Kernels optimized for the Atom CPU behave similar to non-optimized generic Pentium4 kernels.
Comment 10 Zhang Rui 2013-04-13 17:39:10 UTC
please attach the dmesg output for both 3.4.8 and 3.5.7.
Comment 11 Vyacheslav Dikonov 2013-04-14 21:01:08 UTC
Created attachment 98631 [details]
dmesg output with kernel 3.4.8
Comment 12 Zhang Rui 2013-04-15 01:16:23 UTC
please attach the acpidump output of this box.
Comment 13 Vyacheslav Dikonov 2013-04-15 23:48:22 UTC
There is no such command. Web search gave me only dead links man pages and debs, but I run an rpm based distribution. Where can I download this tool?
Comment 14 Zhang Rui 2013-04-17 06:47:36 UTC
Created attachment 98911 [details]
acpidump source

please build it and run acpidump > acpidump.out with root privilege.
Comment 15 Vyacheslav Dikonov 2013-04-17 20:11:42 UTC
Created attachment 99051 [details]
Result of running acpidump
Comment 16 Zhang Rui 2013-04-22 03:21:05 UTC
NO ACPI Fan/Thermal control on this platform.

Len,
can you please continue to look at this problem please?
Comment 17 Len Brown 2013-05-13 23:57:41 UTC
> nvidia: module license 'NVIDIA' taints kernel.

please contact nvidia for support,
or re-open when you can reproduce this
w/o their proprietary software.
Comment 18 Vyacheslav Dikonov 2013-05-16 10:00:42 UTC
1) Th purpose of this machine is to play sound and video. it is physically impossible to install a different video card. There is no other a/v output. It is impossible to run the box without nvidia driver. 

HOWEVER,

2) The bug is reproducible by booting different versions of the linux kernel while running THE SAME nvidia blob, i.e. the system can run fine with the nvidia driver it uses. I did not change, reinstall, update or did anything with the nvidia driver before and after the kernel swap which triggered the problem. Only the kernel<->blob interface got rebuilt, but it was the same source rpm package for both good and bad kernels. 

From this I conclude that it is the kernel to blame and not nvidia. I need good justification to ask nvidia support and I need some evidence that their driver has something to do with the problem. Could you give me any such evidence / tips how to get the truly relevant technical info to make such request?
Comment 19 Alan 2013-05-16 10:02:09 UTC
Nvidia have their source code and can read ours, the reverse is not true. Only they can help you.
Comment 20 Vyacheslav Dikonov 2013-05-16 10:47:04 UTC
While this statement is true, it is irrelevant to this technical issue. 

On one hand I see the fact that The system runs perfectly well and cool with an old kernel and goes mad with a newer kernel while the nvidia code remains the same, identical, constant, unchanged, frozen..... 
It is a (possibly superficial) evidence that nvidia is not involved in the problem, unless there are some changes in the kernel that break mutual compatibility.

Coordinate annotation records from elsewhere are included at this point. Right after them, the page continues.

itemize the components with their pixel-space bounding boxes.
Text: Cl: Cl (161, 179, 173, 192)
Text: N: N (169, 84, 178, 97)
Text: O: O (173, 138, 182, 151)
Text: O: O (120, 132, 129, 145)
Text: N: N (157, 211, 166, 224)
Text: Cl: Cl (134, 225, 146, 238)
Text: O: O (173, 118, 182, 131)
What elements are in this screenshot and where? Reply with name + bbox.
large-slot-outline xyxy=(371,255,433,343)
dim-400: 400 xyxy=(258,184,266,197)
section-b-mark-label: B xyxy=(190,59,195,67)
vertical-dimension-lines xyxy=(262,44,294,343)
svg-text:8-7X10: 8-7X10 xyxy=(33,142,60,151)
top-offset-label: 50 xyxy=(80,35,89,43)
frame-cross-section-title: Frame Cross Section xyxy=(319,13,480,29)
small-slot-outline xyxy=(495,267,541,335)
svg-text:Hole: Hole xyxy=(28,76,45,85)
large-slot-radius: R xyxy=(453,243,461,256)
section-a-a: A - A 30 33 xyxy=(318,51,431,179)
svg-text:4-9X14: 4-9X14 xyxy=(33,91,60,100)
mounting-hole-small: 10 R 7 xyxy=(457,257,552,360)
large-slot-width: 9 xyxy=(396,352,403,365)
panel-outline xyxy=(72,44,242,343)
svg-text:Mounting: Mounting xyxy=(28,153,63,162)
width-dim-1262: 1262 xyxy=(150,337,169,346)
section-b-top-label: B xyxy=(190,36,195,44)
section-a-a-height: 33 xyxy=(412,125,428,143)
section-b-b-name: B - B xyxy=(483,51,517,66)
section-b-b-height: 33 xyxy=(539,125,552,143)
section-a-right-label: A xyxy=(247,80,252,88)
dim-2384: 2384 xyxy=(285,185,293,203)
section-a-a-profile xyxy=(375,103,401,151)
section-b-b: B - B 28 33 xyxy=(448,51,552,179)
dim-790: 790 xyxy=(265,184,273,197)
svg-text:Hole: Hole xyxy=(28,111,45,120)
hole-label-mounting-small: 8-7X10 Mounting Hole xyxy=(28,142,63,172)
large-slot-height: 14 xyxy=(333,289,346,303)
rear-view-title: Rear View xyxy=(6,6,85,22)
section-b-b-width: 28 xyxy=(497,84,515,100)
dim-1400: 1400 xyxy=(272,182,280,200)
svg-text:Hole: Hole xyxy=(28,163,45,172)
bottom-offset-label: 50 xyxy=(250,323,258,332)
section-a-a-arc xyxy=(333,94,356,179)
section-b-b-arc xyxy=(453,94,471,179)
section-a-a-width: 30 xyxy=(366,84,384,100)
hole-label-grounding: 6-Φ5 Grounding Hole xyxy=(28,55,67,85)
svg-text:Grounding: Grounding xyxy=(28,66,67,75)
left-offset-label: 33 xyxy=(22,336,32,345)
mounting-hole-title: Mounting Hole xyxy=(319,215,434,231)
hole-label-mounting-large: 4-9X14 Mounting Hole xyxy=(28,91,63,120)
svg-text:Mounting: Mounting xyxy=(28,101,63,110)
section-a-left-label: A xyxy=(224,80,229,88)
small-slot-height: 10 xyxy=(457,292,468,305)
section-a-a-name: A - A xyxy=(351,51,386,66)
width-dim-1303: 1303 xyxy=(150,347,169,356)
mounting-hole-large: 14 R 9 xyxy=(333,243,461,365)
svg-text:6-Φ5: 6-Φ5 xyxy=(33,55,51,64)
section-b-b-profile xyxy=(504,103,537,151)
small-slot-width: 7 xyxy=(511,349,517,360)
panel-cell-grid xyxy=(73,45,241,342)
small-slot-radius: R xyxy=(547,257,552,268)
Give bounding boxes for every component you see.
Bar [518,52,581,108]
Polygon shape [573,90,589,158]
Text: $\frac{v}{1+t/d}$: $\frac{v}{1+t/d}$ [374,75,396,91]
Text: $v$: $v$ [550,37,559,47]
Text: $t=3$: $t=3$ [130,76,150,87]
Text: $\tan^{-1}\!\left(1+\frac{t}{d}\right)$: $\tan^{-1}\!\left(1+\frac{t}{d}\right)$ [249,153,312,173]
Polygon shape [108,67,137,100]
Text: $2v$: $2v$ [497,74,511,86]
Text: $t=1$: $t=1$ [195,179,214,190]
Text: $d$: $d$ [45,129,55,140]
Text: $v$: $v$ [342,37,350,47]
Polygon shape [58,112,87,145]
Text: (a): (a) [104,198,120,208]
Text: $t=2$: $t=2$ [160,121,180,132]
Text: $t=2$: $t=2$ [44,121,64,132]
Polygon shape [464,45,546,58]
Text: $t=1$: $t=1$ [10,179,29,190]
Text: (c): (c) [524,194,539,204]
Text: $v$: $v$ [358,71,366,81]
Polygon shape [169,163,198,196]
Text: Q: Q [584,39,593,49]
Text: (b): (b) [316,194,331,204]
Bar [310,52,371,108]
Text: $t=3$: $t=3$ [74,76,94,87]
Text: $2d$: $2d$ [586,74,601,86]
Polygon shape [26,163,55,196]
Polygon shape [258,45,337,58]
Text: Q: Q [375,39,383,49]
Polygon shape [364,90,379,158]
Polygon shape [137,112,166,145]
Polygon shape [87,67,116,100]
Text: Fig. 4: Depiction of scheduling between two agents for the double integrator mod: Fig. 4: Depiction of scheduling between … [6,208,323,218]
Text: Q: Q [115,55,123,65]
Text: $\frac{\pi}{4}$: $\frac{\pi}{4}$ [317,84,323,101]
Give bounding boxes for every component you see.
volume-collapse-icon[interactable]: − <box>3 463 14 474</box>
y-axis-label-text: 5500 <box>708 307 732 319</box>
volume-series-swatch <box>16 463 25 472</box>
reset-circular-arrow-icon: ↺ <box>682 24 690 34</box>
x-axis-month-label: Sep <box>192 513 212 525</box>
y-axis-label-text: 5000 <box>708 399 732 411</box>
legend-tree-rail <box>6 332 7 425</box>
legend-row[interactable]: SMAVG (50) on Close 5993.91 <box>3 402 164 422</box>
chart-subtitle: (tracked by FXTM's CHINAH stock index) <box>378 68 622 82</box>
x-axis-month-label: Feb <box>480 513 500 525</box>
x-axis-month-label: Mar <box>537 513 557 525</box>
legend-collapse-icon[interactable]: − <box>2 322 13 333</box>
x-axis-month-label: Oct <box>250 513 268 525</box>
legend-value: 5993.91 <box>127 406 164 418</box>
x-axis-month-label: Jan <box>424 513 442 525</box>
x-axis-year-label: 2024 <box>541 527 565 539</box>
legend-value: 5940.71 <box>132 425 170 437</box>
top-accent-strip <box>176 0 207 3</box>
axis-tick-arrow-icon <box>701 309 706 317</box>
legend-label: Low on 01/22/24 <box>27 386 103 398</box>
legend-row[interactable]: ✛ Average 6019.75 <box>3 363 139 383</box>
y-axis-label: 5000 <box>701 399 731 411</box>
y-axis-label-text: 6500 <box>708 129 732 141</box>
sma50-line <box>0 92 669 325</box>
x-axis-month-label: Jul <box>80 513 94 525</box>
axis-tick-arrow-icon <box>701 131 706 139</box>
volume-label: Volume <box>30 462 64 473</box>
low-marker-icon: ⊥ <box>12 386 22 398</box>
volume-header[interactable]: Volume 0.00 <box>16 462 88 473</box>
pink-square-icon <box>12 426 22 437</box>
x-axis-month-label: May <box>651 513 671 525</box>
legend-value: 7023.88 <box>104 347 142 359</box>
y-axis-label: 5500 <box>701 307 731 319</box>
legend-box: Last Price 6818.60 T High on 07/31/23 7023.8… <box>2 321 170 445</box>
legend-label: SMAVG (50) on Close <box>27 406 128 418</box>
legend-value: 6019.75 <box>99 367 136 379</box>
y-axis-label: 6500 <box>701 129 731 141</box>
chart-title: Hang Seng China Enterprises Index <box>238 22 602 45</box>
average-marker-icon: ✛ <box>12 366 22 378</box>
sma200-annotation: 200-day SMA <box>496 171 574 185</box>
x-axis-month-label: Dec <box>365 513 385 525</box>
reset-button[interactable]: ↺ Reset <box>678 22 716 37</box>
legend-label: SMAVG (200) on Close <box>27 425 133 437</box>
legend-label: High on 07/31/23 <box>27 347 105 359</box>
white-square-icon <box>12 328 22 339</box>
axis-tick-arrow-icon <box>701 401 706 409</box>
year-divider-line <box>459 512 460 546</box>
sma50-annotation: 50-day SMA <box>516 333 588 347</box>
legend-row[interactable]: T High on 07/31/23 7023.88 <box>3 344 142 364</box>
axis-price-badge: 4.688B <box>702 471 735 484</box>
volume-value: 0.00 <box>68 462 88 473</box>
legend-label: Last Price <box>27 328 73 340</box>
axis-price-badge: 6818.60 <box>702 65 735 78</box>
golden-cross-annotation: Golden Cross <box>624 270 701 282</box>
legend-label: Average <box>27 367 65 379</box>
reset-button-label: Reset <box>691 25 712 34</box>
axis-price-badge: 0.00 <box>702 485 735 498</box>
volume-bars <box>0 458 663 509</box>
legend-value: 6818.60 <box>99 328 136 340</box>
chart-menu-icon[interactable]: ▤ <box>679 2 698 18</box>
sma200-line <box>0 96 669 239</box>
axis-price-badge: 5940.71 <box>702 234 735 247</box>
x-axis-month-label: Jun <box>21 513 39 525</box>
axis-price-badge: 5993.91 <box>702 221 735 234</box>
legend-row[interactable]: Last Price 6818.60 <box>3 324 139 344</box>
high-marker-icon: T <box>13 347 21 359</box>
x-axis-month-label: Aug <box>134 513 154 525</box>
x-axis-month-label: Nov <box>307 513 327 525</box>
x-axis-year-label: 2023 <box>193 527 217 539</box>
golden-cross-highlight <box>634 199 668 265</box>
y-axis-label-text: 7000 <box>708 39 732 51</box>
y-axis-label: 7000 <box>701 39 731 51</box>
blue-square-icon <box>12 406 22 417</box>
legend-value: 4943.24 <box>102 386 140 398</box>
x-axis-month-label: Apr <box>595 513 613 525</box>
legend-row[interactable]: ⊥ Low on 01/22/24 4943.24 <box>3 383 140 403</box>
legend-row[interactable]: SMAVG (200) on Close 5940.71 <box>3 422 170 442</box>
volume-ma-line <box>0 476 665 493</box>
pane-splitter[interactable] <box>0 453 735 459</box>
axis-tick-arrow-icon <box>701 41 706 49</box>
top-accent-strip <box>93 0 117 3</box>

On the other hand I have nothing to support the claim that nvidia driver is defective in this area. Nvidia support will simply send me back to you and I am unable to make them do anything better. We probably need to file such request together with relevant technical reference. 


BTW. ION1 is a popular, but discontinued product since ION2. Nvidia tends to drop support for such. Still ION seems to be the only way to build a home theater grade _silent_ HD Audio/Video player box _with_no_moving_parts_. It is a whole class of devices where linux OS (used to?) have an edge over other OSes.